Öncelikle herkes şunu bilmeli ki, bu süreç doğrudan hükümetimizin ve devletimizin mutabakatıyla ve bütün kurumların stratejik bir biçimde ortaya koymuş oldukları bir politikayla devam ettiriliyor. Hiçbir biçimde Türkiye Cumhuriyeti’nin sahip olduğu temel niteliklerle ilgili, üniter yapısıyla ilgili, geleceğiyle ilgili herhangi bir pazarlığın veya başka türlü bir hesabın olması asla sözkonusu değildir.

İkinci husus eğer ciddi olarak bu konuda Türkiye’nin canını acıtan, toplumsal antropolojiyi bozmaya yönelik bir hal almış olan şiddetin ve terörün bitirilmesi konusunda, Türkiye bazı enstrümanları kullanma imkanına sahipse bundan da geri durmamalı. Nitekim bu Nevruz’da da bunu açık bir biçimde gördük.
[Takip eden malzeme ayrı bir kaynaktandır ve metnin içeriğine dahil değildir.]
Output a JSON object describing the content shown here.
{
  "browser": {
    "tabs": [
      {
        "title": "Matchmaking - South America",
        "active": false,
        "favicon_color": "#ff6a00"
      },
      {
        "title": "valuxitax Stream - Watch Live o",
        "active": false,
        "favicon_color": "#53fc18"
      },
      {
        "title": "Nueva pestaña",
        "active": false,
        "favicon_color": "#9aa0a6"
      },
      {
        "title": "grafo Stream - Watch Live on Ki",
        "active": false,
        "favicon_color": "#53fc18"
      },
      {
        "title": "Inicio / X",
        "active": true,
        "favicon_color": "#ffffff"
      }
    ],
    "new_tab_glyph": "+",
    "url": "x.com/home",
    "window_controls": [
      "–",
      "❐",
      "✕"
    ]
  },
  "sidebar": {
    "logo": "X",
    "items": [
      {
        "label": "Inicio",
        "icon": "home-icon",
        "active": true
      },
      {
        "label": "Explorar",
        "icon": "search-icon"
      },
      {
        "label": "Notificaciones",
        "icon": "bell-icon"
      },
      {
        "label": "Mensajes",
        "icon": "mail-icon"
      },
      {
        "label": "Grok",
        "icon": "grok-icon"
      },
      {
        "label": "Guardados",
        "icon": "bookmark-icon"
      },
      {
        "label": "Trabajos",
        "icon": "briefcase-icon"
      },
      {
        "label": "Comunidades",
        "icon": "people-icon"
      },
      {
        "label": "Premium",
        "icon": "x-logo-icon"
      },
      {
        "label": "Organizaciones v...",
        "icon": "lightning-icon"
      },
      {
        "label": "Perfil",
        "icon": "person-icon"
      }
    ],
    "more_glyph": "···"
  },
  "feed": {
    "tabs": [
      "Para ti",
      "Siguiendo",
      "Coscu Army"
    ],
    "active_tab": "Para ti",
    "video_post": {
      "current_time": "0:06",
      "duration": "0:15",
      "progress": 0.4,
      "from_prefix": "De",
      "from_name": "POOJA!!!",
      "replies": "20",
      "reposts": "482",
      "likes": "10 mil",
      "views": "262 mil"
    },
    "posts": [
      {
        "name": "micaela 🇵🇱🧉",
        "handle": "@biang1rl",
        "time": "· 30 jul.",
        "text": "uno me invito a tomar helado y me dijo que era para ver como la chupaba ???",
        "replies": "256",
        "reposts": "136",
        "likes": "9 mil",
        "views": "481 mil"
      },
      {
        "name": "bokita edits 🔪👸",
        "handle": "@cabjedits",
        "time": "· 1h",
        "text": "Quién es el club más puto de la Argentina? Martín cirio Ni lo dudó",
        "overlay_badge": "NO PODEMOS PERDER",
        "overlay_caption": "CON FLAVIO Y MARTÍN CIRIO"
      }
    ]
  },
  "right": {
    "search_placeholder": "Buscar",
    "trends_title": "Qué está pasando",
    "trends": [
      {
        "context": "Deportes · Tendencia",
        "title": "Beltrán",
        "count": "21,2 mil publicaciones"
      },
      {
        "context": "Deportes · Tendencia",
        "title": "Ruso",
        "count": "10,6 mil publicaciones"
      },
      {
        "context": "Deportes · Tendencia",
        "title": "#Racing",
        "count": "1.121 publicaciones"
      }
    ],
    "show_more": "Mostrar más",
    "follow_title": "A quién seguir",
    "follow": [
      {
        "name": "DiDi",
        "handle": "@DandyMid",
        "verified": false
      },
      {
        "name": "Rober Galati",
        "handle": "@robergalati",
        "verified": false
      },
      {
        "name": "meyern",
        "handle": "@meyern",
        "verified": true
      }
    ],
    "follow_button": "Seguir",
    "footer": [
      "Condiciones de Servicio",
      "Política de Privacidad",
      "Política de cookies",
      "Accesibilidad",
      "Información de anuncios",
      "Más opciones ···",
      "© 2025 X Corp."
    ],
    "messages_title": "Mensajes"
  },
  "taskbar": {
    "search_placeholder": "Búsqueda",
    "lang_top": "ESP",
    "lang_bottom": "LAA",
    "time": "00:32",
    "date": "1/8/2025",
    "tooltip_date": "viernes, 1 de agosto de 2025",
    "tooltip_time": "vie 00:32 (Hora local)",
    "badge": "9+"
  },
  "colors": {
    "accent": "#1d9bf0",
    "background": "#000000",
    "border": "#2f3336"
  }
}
Türkiye şiddeti bitirme üzerine kurmuş olduğu politikalarından ve stratejisinden sonuç almaya doğru gidiyor. Ben açık söylemek gerekirse Nevruz’la ilgili, bayrağımızın olmamasının dışında genel anlamda herhangi bir olumsuz durum görmüyorum. Zaten Türkiye bu atmosferde sivil, demokratik ve özgür vatandaşlarının Türkiye ile birlik ve beraberlik duygusuna sahip olmalarını arzu ediyor. Zannediyorum bu hedefe doğru gidiyoruz. İnşallah hayırlı bir netice elde ederiz.   

Esasında bu tür konularla ilgili bence dikkat etmemiz gereken husus, nasıl bir sonucun ortaya çıkacağıdır. Türkiye’nin hangi sorundan kurtulacağı ve hangi iklimde kendi katma değerini toplumsal refaha dönüştürebileceği test edilmelidir. Bunlara bakmak gerekiyor. Buna baktığımızda da Türkiye’nin şiddet ve terörden kurtulduğu zaman çok büyük bir sinerji yakalayacağını sanırım herkes görüyor ve kabul ediyor. Bunu görerek, bazen yutkunduğumuz ve hoşumuza gitmeyen durumları da sineye çekmemiz gerektiğini söyleyebiliriz. Ama genel anlamda şu anda olumsuz bir durum yok.

Türkiye’nin üniter yapısında bir değişiklik olmayacak dediniz. Sanırım yerel yönetimlerde bir takım adımlar atılacak. Peki Öcalan, PKK ve Kürt siyaseti çözüm sürecine nasıl razı olmuşlardır?
Bakın bunu açık ve net söylüyorum; birincisi PKK artık bu coğrafyada şiddeti temel bir politika olarak benimseyen bir başka partner bulamıyor. Kendisi gibi şiddet üzerinden siyaset yapan bir başka siyasi aktör yok artık. Çok ciddi anlamda bertaraf oldular. Dolayısıyla bölgede şiddet üzerinden politikalarla bir yere varılamayacağının çok açık bir biçimde görüldüğü bir süreçten geçiliyor. PKK bunun farkında. İkincisi de uzun bir süreden beri örgütün Türkiye’deki toplumsal dokuya yönelik tahrip edici bir politika izlediğini ve bunun karşılığını alamadığını görüyoruz. Bir nevi toplumsal duyarlılığımız ve hassasiyetlerimiz, toplumsal birlikteliğimizin sahip olduğu güç adeta PKK’yı dize getirmiştir. Bunu samimiyetli söylüyorum. Yani Türkiye’nin bütün farklılıklarıyla birlikte sahip olduğu sağduyu ve entegrasyon, birlikte yaşama kararlılığı örgütü pes ettirmiştir. Bu örgütün şiddet üzerinden yürüyen politikalarının iflas etmesi anlamına geliyor. Örgütün buna nasıl tepki vereceği üzerine fazla bir şey söylemem doğru olmaz. Ama Doğu ve Güneydoğu’da BDP’ye yakın kitlenin önemli bir kısmı Apocu’dur, PKK’lı değildir. Yani bir ideoloji ve örgüt yapılanması etrafında değildir. Çekirdek kadronun dışındakileri kastediyorum. Dolayısıyla burada bunu ikrar etmek şiddeti bitirmenin en önemli noktalarından biri olarak görülmeli ve Hükümet de bunu yapıyor zaten…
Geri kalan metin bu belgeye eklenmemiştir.